It’s good that watchdogs are keeping their eye on the Gates Foundation and that thoughtful experts are monitoring the overall benefits of global health philanthropies, but Sunday’s LA Times story on the Gates Foundation was awfully sensational.
It basically says money the foundation is spending battling AIDS in Africa is distorting the continent’s already poor healthcare system, drawing resources and luring desparately needed healthcare workers to better-paying jobs funded by grants. It also questions priorities, noting that people are still dying of hunger — some are so hungry they throw up the AIDS medicine the foundation is funding.
These are interesting questions and there is great on-the-ground reporting, but the story uses a terrible anecdote of an infant’s death to make its point.
Here’s an excerpt from the story, headlined “Unintended victims of Gates Foundation generosity”:
There was no oxygen tube for Mankuebe. She asphyxiated for lack of a second valve. It would have cost $35.
The hospital, with no staff to move Mankuebe’s remains to the morgue, placed her body on a shelf near the delivery room while her father arranged for burial. The tiny corpse was swaddled in a baby blanket. A handwritten death notice was stuck to the blanket with a used hypodermic needle.

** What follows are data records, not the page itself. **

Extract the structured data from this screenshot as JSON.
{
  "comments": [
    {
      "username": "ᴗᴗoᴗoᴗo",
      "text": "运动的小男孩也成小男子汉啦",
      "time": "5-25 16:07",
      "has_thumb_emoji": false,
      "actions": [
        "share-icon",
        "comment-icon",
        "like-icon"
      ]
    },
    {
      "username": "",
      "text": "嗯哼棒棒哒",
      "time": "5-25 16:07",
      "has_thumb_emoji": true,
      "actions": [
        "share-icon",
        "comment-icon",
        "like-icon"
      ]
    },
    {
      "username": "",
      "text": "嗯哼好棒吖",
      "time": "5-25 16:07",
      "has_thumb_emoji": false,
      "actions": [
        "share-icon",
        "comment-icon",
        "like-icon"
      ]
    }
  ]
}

The Gates Foundation, endowed by the personal fortunes of the Microsoft Corp. chairman, his wife and Berkshire Hathaway Inc. Chairman Warren E. Buffett, has given $650 million to the Global Fund. But the oxygen valve fell outside the priorities of the fund’s grants to Lesotho.
Every day, nurses say, one or two babies at the hospital die as Mankuebe did — bypassed in a place where AIDS overshadows other concerns.
That’s a low blow, because it implies the foundation is responsible because it didn’t spend $35 for a valve.
The lack of a valve in a chronically underfunded African hospital isn’t a smoking gun. Maybe I missed something in the story, but it didn’t say the valve would have been there if not for the priority placed on AIDS work because of the Gates money. So how does that make Mankuebe an “unintended victim”?
The story actually says the foundation gave the child a chance to come into the world, because it had earlier saved the child’s mother, not to mention all the children saved by its work on malaria and other critical problems.
It does a good job showing that the AIDS work is stressing Africa’s healthcare system, and it’s a reminder that the foundation is still young and has issues to sort out, such as the side effects of its giant footprint.
It’s also good for the public to know about the foundation’s challenges and outcomes, intended and unintended. With all the money being spent, there’s going to be some dirt.
I’m glad there are newspapers with the resources to do this kind of reporting, but I wish the story had more context.
Also, if the goal is to pressure the foundation to spend more on basic healthcare delivery in places like Africa, I’m not sure the best route is to suggest Mankuebe died because of bad decisions made in Seattle.